The whole pregame, I’m not going to lie, it was hard not to get emotional. I didn’t know for sure if that night was the end, but I knew it was a possibility. And to have a shutout, in front of the fans again in Nashville…. It felt like a movie, you know? At the end of the game, I sort of gave a wave to the crowd and went to head for the locker room ... but I saw all the guys on the bench, all the guys from the taxi squad who had come down — they were pointing to center ice, asking me to take my moment in the spotlight. And I’m so glad they did that.
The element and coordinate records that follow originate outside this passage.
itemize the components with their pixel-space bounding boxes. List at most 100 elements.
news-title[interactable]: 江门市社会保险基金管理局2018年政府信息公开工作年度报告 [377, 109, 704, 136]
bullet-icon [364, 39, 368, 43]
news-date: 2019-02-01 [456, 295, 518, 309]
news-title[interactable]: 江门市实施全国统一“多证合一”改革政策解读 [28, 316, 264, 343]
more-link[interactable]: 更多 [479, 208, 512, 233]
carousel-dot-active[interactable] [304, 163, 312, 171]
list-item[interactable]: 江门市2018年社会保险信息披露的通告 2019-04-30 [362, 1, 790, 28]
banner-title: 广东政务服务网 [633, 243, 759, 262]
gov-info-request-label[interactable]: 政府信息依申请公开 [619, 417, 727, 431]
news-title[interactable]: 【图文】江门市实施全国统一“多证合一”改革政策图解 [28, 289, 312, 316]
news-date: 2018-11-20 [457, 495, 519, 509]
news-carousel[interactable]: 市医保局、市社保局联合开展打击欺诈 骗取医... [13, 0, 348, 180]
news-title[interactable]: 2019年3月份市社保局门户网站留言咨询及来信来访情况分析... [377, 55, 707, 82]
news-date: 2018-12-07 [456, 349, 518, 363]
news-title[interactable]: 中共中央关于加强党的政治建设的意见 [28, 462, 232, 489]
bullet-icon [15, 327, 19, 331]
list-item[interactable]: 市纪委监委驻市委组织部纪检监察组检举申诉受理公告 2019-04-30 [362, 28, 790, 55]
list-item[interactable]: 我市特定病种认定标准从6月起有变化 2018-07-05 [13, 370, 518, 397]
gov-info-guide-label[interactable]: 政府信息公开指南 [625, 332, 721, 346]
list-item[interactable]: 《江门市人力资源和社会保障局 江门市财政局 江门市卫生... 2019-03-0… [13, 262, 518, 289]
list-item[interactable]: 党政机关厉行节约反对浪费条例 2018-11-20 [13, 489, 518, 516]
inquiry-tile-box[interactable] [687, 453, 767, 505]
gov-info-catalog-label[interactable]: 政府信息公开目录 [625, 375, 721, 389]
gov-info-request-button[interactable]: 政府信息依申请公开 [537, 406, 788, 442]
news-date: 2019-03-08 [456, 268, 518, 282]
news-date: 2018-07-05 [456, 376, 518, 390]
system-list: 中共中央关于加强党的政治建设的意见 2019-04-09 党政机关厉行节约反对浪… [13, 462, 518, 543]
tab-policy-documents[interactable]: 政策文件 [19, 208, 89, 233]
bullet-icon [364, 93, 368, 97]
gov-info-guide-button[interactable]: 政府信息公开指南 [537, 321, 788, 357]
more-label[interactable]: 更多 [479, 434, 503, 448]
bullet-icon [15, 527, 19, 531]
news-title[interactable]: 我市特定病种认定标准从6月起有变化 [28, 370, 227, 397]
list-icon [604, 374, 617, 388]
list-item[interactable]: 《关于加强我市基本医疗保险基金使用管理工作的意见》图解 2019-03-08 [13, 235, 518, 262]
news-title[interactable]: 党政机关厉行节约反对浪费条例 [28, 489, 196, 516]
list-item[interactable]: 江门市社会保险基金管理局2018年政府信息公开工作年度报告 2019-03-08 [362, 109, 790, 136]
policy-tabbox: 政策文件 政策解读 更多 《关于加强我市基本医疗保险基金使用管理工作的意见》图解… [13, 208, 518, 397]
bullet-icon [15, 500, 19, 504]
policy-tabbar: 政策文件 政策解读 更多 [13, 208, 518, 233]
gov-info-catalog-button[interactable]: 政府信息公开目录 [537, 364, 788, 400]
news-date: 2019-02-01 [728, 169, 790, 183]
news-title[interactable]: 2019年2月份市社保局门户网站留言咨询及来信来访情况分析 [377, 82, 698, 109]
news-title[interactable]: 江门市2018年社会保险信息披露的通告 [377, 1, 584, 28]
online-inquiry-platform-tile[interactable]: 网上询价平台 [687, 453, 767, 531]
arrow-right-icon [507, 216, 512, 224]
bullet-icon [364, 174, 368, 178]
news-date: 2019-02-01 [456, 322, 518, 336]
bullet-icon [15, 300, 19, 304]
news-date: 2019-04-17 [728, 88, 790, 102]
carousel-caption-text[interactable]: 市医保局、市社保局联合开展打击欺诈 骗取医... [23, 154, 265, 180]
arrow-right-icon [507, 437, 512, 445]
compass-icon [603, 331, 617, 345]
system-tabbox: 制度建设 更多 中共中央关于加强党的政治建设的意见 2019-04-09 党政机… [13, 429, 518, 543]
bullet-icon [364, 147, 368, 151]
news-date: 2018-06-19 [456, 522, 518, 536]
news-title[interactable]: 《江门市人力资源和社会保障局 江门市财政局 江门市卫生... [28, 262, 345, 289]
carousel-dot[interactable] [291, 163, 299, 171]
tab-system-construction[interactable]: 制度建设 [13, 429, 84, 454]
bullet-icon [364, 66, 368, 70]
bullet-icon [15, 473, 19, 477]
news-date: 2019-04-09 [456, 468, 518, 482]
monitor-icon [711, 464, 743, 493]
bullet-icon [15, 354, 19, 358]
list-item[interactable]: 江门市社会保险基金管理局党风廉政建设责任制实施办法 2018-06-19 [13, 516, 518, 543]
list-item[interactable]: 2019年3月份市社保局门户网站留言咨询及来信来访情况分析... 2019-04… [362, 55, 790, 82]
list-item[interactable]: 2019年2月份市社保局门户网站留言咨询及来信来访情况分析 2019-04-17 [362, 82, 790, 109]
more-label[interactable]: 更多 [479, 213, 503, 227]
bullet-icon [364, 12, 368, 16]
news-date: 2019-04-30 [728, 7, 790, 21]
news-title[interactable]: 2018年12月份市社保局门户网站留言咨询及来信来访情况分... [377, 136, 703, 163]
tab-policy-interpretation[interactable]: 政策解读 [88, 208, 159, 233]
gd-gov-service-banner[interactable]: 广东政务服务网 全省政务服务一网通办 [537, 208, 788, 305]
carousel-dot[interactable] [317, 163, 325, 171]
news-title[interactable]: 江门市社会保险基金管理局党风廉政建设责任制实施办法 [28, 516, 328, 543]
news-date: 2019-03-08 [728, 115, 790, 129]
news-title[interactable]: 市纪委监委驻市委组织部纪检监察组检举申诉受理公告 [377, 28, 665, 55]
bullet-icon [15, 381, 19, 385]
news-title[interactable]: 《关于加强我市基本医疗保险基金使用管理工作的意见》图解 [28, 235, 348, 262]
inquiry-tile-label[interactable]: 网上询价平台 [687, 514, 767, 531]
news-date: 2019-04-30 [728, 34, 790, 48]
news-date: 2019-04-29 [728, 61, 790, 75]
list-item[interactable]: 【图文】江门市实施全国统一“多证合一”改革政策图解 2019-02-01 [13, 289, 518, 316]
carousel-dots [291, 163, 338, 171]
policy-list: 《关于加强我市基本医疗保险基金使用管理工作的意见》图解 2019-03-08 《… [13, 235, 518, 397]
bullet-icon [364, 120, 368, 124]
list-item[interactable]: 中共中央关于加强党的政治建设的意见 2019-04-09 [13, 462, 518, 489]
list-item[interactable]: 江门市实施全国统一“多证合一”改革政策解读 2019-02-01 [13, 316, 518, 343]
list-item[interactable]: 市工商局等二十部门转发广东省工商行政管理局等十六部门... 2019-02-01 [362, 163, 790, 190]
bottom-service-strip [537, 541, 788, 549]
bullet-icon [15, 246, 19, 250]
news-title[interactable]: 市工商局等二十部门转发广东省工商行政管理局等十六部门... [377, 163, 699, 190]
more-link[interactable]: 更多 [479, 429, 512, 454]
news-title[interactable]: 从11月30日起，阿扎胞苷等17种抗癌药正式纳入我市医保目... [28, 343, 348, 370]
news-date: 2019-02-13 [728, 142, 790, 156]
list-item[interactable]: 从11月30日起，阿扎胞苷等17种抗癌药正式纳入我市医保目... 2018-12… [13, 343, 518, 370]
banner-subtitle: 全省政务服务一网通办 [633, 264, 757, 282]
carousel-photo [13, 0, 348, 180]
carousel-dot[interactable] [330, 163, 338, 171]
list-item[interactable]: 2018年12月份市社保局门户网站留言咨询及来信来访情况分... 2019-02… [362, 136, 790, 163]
Because on the ice … skating around and hearing the fans' cheers for me … it just meant everything to me.
Even now, thinking about it gets me emotional.
Nashville, I will remember that feeling for the rest of my life.
And out there, I thought of all the moments we spent together in that arena. I thought of all the other arenas I’d spent hours in, dreaming of a moment like this. I was just … I was just thankful. Thankful for my parents Jukka and Helena, my sisters Anna and Päivi. For Erika, who is the best mom in the world. For my youth coaches back in Finland. For my three head coaches I’ve had in Nashville: Trotz, Peter and John. You guys are truly some of the best in the world and it was a privilege to play for you all. Thankful for my two goalie coaches I’ve had over here, Mitch Korn and Ben Vanderklok. For David Poile, and our great ownership group. My agent, Jay Grossman, for his guidance all these years. For all the staff at Bridgestone Arena, who truly made it feel like home from the moment I got there. Our Predators training staff — who are the best in the league and made me feel like a superhero every night.
And for my teammates throughout the years. There’s more than I could ever thank, but I’ve made friends with so many of you, and I’ll cherish that forever.
But most of all, as I skated around Bridgestone Arena for a final time, I was thankful for the people of Nashville. I hope that after all these years, you could see from the stands that all I ever wanted was to be a great teammate, and a player who gave everything for the city he loved.
And you helped me grow into the man, the father and the person I am today.
All I can say is thank you, and I’ll see you again.